— Девочки, вам сразу вынь да положь…
— А почему нет?!
Овечьи кроткие лица мгновенно сменяются на злобные, однако Серафима понимает: орать больше нельзя. Надо спокойно объяснить, что новое бюро все обдумает и соберет людей. Сейчас она растолкует это, лишь возьмет эти протянутые Андреем Леонтьевичем бумаги.
— Тебе с района, в правлении сейчас передали, — с ухмылкой вручает кучер стопу директив, отпечатанных на прозрачной папиросной бумаге. Серафима вертит листы, которые не прочитать и за день, вталкивает в карманы ватника, к сложенным вчера протоколам.
— И вот, пожалуйста…
Перед ней прицепщик Коженков, комсомолец.

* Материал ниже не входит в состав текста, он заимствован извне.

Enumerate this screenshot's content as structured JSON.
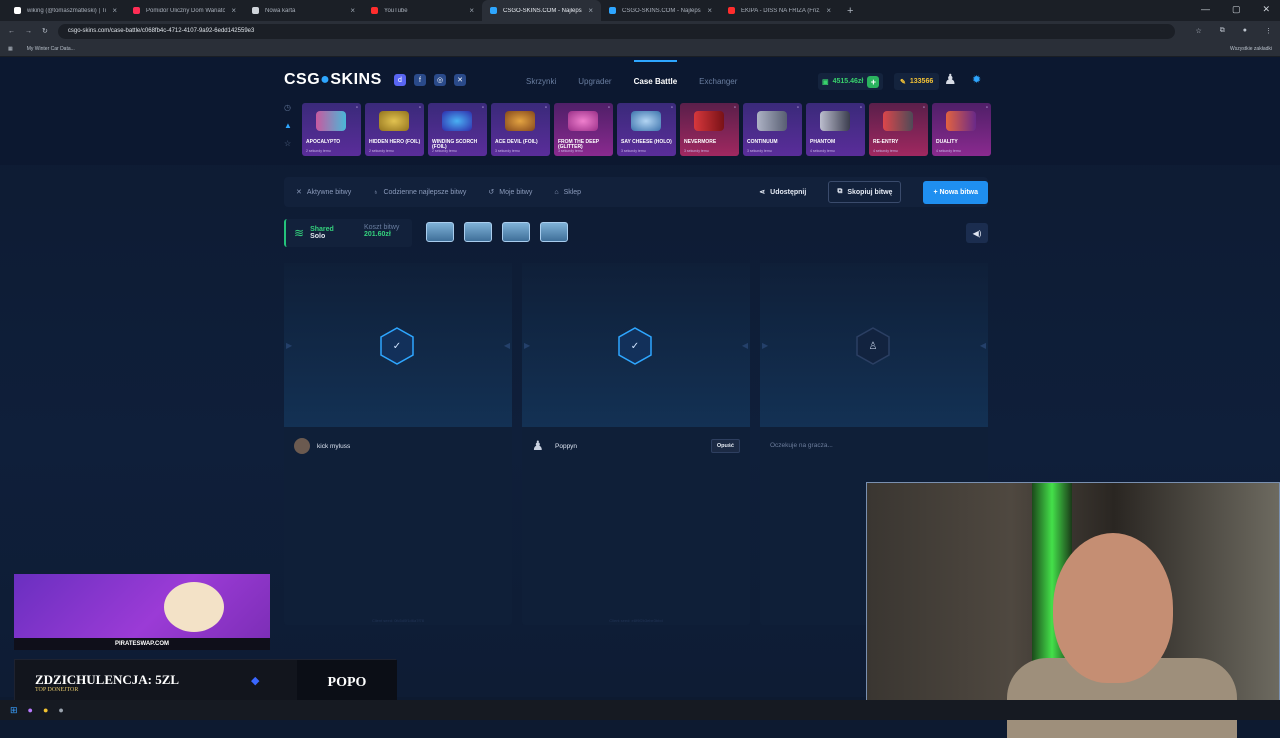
{
  "browser": {
    "tabs": [
      {
        "title": "wiking (@tomaszmatleski) | Tik",
        "color": "#ffffff"
      },
      {
        "title": "Pomidor Uliczny Dom Wariatów",
        "color": "#ff2d55"
      },
      {
        "title": "Nowa karta",
        "color": "#cfd4da"
      },
      {
        "title": "YouTube",
        "color": "#ff2d2d"
      },
      {
        "title": "CSGO-SKINS.COM - Najlepsze",
        "color": "#2ea6ff",
        "active": true
      },
      {
        "title": "CSGO-SKINS.COM - Najlepsze",
        "color": "#2ea6ff"
      },
      {
        "title": "EKIPA - DISS NA FRIZA (Friz, Ka",
        "color": "#ff2d2d"
      }
    ],
    "url": "csgo-skins.com/case-battle/c068fb4c-4712-4107-9a92-6edd142559e3",
    "bookmark": "My Winter Car Data...",
    "bookmarks_right": "Wszystkie zakładki"
  },
  "site": {
    "logo_left": "CSG",
    "logo_mid": "●",
    "logo_right": "SKINS",
    "nav": [
      "Skrzynki",
      "Upgrader",
      "Case Battle",
      "Exchanger"
    ],
    "balance": "4515.46zł",
    "points": "133566"
  },
  "drops": [
    {
      "name": "APOCALYPTO",
      "time": "2 sekundy temu"
    },
    {
      "name": "HIDDEN HERO (FOIL)",
      "time": "2 sekundy temu"
    },
    {
      "name": "WINDING SCORCH (FOIL)",
      "time": "2 sekundy temu"
    },
    {
      "name": "ACE DEVIL (FOIL)",
      "time": "3 sekundy temu"
    },
    {
      "name": "FROM THE DEEP (GLITTER)",
      "time": "3 sekundy temu"
    },
    {
      "name": "SAY CHEESE (HOLO)",
      "time": "3 sekundy temu"
    },
    {
      "name": "NEVERMORE",
      "time": "3 sekundy temu"
    },
    {
      "name": "CONTINUUM",
      "time": "3 sekundy temu"
    },
    {
      "name": "PHANTOM",
      "time": "4 sekundy temu"
    },
    {
      "name": "RE-ENTRY",
      "time": "4 sekundy temu"
    },
    {
      "name": "DUALITY",
      "time": "4 sekundy temu"
    }
  ],
  "toolbar": {
    "active": "Aktywne bitwy",
    "daily": "Codzienne najlepsze bitwy",
    "mine": "Moje bitwy",
    "shop": "Sklep",
    "share": "Udostępnij",
    "copy": "Skopiuj bitwę",
    "new": "+ Nowa bitwa"
  },
  "battle": {
    "mode_top": "Shared",
    "mode_bottom": "Solo",
    "cost_label": "Koszt bitwy",
    "cost_value": "201.60zł"
  },
  "slots": [
    {
      "player": "kick myluss",
      "status": "ready",
      "seed": "Client seed: 0fc5d0f1d6a7f78"
    },
    {
      "player": "Poppyn",
      "status": "ready",
      "leave": "Opuść",
      "seed": "Client seed: e8f9f2b3ebe3bbd"
    },
    {
      "player": "",
      "status": "waiting",
      "wait": "Oczekuje na gracza..."
    }
  ],
  "stream": {
    "ad": "PIRATESWAP.COM",
    "donor_msg": "ZDZICHULENCJA: 5ZL",
    "donor_sub": "TOP DONEJTOR",
    "donor_name": "POPO"
  }
}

— Это что? — берет она сложенную бумажку.
— Заявление.
— На стройку?
— На стройку.
Она сует бумажку обратно:
— Возьми заявление.
— А на что оно мне? Я не себе писал! — Обиженно наращивая голос, бегая по сторонам глазами, он звенит: — Куда мне еще идти? Я к вам, к секретарю партийной организации, пришел. Вы мне, как секретарь, можете ответить?
— Григорьевна! — отодвигая его и девчат, опять встревает кучер. — Борисенко передал: будешь в райкоме — проверь его личное дело. И Петренкова просила насчет собеса ей…

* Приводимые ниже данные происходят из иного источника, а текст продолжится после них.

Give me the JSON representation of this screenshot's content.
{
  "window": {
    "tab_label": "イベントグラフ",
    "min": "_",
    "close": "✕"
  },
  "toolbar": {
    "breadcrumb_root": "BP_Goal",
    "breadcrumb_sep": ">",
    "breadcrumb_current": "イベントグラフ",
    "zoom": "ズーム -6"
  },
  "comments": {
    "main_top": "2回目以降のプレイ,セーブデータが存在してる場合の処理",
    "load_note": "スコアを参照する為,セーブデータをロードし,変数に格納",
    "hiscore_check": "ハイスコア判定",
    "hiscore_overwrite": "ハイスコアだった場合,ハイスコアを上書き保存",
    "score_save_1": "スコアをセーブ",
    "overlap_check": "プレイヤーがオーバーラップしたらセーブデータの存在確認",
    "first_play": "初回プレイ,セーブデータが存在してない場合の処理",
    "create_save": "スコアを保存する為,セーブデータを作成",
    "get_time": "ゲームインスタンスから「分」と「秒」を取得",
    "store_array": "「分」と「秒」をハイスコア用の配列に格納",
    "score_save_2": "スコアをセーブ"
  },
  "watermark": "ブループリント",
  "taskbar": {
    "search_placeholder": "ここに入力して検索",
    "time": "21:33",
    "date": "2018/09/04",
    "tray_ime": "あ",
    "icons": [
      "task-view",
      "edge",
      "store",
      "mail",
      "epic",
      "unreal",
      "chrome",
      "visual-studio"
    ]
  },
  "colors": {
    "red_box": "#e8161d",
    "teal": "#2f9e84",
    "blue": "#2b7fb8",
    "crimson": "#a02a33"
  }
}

Серафима садится на козлы и, вроде бы зажмурясь от солнца, пускает лошадей. «Что ж я делаю, что делаю?!»
Рессоры упруго покачивают; оси, смазанные Андреем Леонтьевичем, не скрипят, вообще ничто не скрипит, лишь двойная дробь энергичной конской рыси содрогает тачанку да воздух, все явственней разрезаясь о щеки, шуршит на щеках и губах. Здорово. Стоялые кони просят хода; густые, расчесанные, кирпичного цвета гривы взбрасываются; хвосты султанами приподняты на аллюре, шлеи и тяжелые ременные кисти бойко подрагивают в такт бегу.
Может, не такой уж позор остался там, за спиною? Ведь не дебатировать было до ночи, надо ж было ехать!.. Крыши хутора, антенны на крышах в изморозном тумане, будто в разлитом молоке, а впереди, за околицей, на высотах, уже высоко в небо всплывшее солнце пронизывает пелену тумана, и Серафиме весело представлять, как через час уже начнут лосниться, отпотевать поля, дышать отмерзлыми порами… Нет, хорошо все же!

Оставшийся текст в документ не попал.